By Richard Eden
In my experience, by far and away the most important ingredient for a culture of innovation, is the organisation’s supervision and leadership style. I mean a strong inclination and emphasis on constructive behavioral styles (such as achievement, self actualisation, encouraging and affiliative) as opposed to more traditional task oriented and defensive styles which foster fear and aversion to risk.
In addition to this base ingredient, job related factors such as role clarity and goal alignment, coupled with the learning and development environment and the degree of job empowerment are critical components of the recipe, along with organisational factors such as workplace fairness and trust.
As a leadership team, all of these parameters are within your control and at your disposal. So why is it so hard to serve up an innovative culture?
In the digital world in which we now live, leadership needs to start at the top. Too many CEO’s are still not digitally savvy (in fact often the opposite) and hence anything “technical” is delegated a fair way down in the organisation. The business transformations that are possible (and now expected) are not “technical” they are business related and need leadership to have the courage to pursue change and rethink old paradigms and business models, particularly around service delivery and external collaboration, but also in internal efficiency and running the organisation itself.
We know that client behaviours and expectations have changed dramatically and forever, following some of the digital disruptions we have already seen. Traditionally, CEO’s don’t like rapid change, and there are many examples where CEOs or Boards have left it too late. To create an effective innovation culture, leaders will need entire ecosystems to function, all moving together, with a clear outcomes focus. Joint customers will be the new status quo. The notion of an organisational perimeter does not apply in the digital world.
Courageous Leadership
My first ingredient: more courageous leadership when it comes to technology – from the top down. The organisation needs to hear directly from the top, the compelling case and their express willingness to explore and innovate as part of everyday functions. I have found that flatter structures (less hierarchical control) combined with strong staff engagement, creates an environment where innovative solutions can be conceived, supported and thrive.
They also facilitate improved direct communication. You’ve got to encourage and invite the people that work for you to challenge you and always be testing existing practices to see if there is a better way. No one has a mortgage over good ideas. Don’t get me wrong though, performance and holding people to account (management) are still as important as they always have been. It’s just how you go about it.
Enabling line-of-sight for the whole organisation
As a surveyor by base profession, the term ‘line-of-sight’ has a specific meaning for me. As a chief executive, I have applied it conceptually to ensure every staff member has line-of-sight to the corporate vision/objective, to the program/division they belong to and then right down to their own work plan and expected/actual performance. It sounds obvious, but common sense is not always so easily put into practice.
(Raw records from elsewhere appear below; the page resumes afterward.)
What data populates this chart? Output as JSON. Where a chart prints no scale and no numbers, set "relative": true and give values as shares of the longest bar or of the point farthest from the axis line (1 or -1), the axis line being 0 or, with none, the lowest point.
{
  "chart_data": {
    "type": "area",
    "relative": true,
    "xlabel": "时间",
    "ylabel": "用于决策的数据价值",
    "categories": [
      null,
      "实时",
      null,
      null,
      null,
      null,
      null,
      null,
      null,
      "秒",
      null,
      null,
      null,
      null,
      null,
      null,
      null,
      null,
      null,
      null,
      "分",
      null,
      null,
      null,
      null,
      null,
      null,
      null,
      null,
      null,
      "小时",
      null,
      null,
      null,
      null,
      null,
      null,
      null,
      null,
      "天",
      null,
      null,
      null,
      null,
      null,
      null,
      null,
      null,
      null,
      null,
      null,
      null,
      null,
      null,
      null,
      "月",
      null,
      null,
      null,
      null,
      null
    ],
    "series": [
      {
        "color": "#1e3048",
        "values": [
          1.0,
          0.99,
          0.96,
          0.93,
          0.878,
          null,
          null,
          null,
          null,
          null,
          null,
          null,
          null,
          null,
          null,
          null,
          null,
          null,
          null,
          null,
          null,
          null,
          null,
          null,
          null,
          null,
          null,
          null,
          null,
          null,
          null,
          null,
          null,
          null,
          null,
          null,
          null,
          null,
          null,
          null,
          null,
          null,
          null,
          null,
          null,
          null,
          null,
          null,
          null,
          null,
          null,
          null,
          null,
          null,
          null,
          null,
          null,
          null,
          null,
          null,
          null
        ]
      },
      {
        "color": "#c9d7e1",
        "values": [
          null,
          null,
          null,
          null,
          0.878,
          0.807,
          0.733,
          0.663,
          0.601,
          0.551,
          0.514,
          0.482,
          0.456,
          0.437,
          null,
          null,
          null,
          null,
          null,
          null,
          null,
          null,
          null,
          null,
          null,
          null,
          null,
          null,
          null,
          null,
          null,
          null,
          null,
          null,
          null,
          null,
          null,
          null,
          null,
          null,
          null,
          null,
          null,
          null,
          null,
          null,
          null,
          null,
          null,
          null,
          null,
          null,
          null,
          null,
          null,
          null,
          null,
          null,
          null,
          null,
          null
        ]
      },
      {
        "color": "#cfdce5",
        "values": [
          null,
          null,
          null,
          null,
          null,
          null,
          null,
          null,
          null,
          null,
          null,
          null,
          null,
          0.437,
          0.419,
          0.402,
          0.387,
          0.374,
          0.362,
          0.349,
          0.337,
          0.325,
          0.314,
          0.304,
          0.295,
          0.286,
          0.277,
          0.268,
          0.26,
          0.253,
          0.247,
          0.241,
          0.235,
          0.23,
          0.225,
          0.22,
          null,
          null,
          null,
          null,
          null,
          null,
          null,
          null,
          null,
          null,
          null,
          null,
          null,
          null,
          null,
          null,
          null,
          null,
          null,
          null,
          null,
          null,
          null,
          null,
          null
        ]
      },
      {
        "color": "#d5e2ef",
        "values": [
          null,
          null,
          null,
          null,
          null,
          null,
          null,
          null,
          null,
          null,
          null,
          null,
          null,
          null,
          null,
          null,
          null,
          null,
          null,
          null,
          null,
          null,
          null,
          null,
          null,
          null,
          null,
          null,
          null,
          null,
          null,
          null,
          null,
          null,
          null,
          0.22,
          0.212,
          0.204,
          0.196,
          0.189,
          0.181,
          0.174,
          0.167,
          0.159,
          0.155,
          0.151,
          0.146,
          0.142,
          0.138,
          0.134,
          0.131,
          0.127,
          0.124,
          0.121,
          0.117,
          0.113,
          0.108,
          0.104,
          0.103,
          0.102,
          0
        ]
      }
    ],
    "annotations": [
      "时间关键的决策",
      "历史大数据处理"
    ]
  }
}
I have rarely seen complete and explicit alignment at individual, team and organisation levels, yet without it, you can’t enable both bottom-up and top-down management strategies.
Fostering a culture of trust
Following clarity and alignment of resources, the culture(s) need to be developed and nurtured. It takes time for organisational trust to be the new normal and for fairness to be the accepted modus operandi. Often this is espoused, but management actions are the exact opposite and stifle or inhibit trust. There can’t be a blame culture, and the organisation needs to be explicit about its appetite for risk, such that every employee understands the tight and loose properties acceptable.
Alignment of capability
After that it becomes talent management – perhaps the final ingredient. Have you got the right capabilities to do the job?, are their visible growth paths/opportunities?, is there adequate and deliberate refresh?, is there sufficient diversity?. These areas are often better done and more visible in our high performing sporting teams. Why do we not have the same talent management philosophy within our non-sporting organisations?
It’s abundantly clear that as a country, or as an organisation, or as an individual, we have to be more innovative, more technologically advanced, more enterprising, more competitive, and more productive. In essence, innovation is change that creates value and should lead to greater productivity in delivering competitive advantage and economic growth. We know what the ingredients for innovation are but do we know the recipe for how to do this? This is where strong leadership is essential.